Even if we assume that all countries share identical ε and φ values, the selected numbers themselves are questionable. The authors claim:
“Recent evidence suggests the elasticity is near 2 in the long run (Boehm et al., 2023), but estimates of the elasticity vary. To be conservative, studies that find higher elasticities near 3-4 (e.g., Broda and Weinstein 2006; Simonovska and Waugh 2014; Soderbery 2018) were drawn on.”
Those may be estimates, but the assertion that an elasticity of 4 is “conservative” is misleading. Numerous studies indicate that the elasticity may reach 5-7, particularly following trade shocks (see, for example, here). Furthermore, the authors arbitrarily set φ at 0.25 without citation. Their sole justification is:
“The recent experience with U.S. tariffs on China has demonstrated that tariff passthrough to retail prices was low (Cavallo et al, 2021). [link added]
However, retail prices are not the crucial metric here; we need a comprehensive understanding of total passthrough. What Cavallo et al. actually articulate (emphasis added) is:
“At the border, import tariff pass-through is much higher than exchange rate pass-through. Chinese exporters did not lower their dollar prices by much, despite the recent appreciation of the dollar. By contrast, U.S. exporters significantly lowered prices affected by foreign retaliatory tariffs. In U.S. stores, the price impact is more limited, suggesting that retail margins have fallen. Our results imply that, so far, the tariffs’ incidence has fallen in large part on U.S. firms.”
The authors of the USTR report have completely misinterpreted Cavallo et al.’s findings. Instead of supporting the notion of low passthrough, their analysis indicates a nearly complete passthrough burdening American consumers. This is a striking example of cherry-picking by the USTR. Moreover, research suggests φ is closer to 0.8, not 0.25. This means that both ε and φ are underestimated, leading to systematic overestimation of the tariff calculations.
And yet, let’s assume their chosen values for ε and φ are correct.
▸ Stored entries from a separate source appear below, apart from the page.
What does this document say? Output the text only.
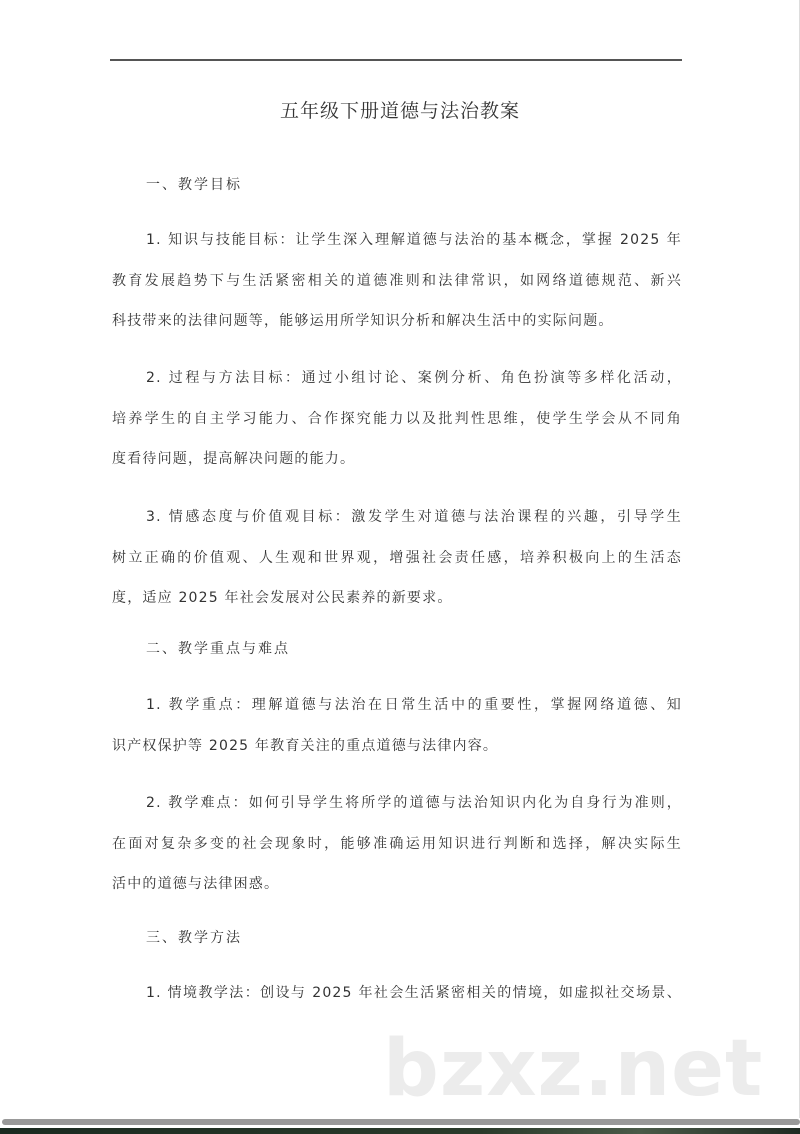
五年级下册道德与法治教案
一、教学目标
1. 知识与技能目标：让学生深入理解道德与法治的基本概念，掌握 2025 年
教育发展趋势下与生活紧密相关的道德准则和法律常识，如网络道德规范、新兴
科技带来的法律问题等，能够运用所学知识分析和解决生活中的实际问题。
2. 过程与方法目标：通过小组讨论、案例分析、角色扮演等多样化活动，
培养学生的自主学习能力、合作探究能力以及批判性思维，使学生学会从不同角
度看待问题，提高解决问题的能力。
3. 情感态度与价值观目标：激发学生对道德与法治课程的兴趣，引导学生
树立正确的价值观、人生观和世界观，增强社会责任感，培养积极向上的生活态
度，适应 2025 年社会发展对公民素养的新要求。
二、教学重点与难点
1. 教学重点：理解道德与法治在日常生活中的重要性，掌握网络道德、知
识产权保护等 2025 年教育关注的重点道德与法律内容。
2. 教学难点：如何引导学生将所学的道德与法治知识内化为自身行为准则，
在面对复杂多变的社会现象时，能够准确运用知识进行判断和选择，解决实际生
活中的道德与法律困惑。
三、教学方法
1. 情境教学法：创设与 2025 年社会生活紧密相关的情境，如虚拟社交场景、
bzxz.net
The real kicker lies in their statement:
“Assuming that offsetting exchange rate and general equilibrium effects are small enough to be ignored…”
This assumption is monumental. If it fails, the entire model collapses. The problem is that the very purpose of these tariffs is to create exchange rate and general equilibrium effects! The authors acknowledge this repeatedly, as do the economic advisors of the Trump Administration. Thus, the essential assumptions of the model are fundamentally flawed, rendering the entire structure untenable ab initio. In fact, within just 24 hours of unveiling the tariff scheme, the stock market experienced its worst two-day decline on record, and the dollar depreciated. I don’t believe I’ve seen a model discredited so swiftly—24 hours might just be an unprecedented record. Even the disastrous COVID lockdown models took months to unravel.
Once more, I emphasize: it is exceedingly difficult to overstate how catastrophic this model is. From start to finish, it is riddled with inconsistencies, flawed assumptions, and a complete lack of coherent reasoning. This is not the product of analytical thought; it is a disheartening display of scientism.
*Incidentally, this is why observers initially presumed the model was merely the trade balance divided by imports. With ε set at 4 and φ at 0.25, and the denominator being ε * φ * imports, the product ε * φ equals 1, reducing the whole denominator to imports alone. The fact that the USTR overlooked this is a significant concern.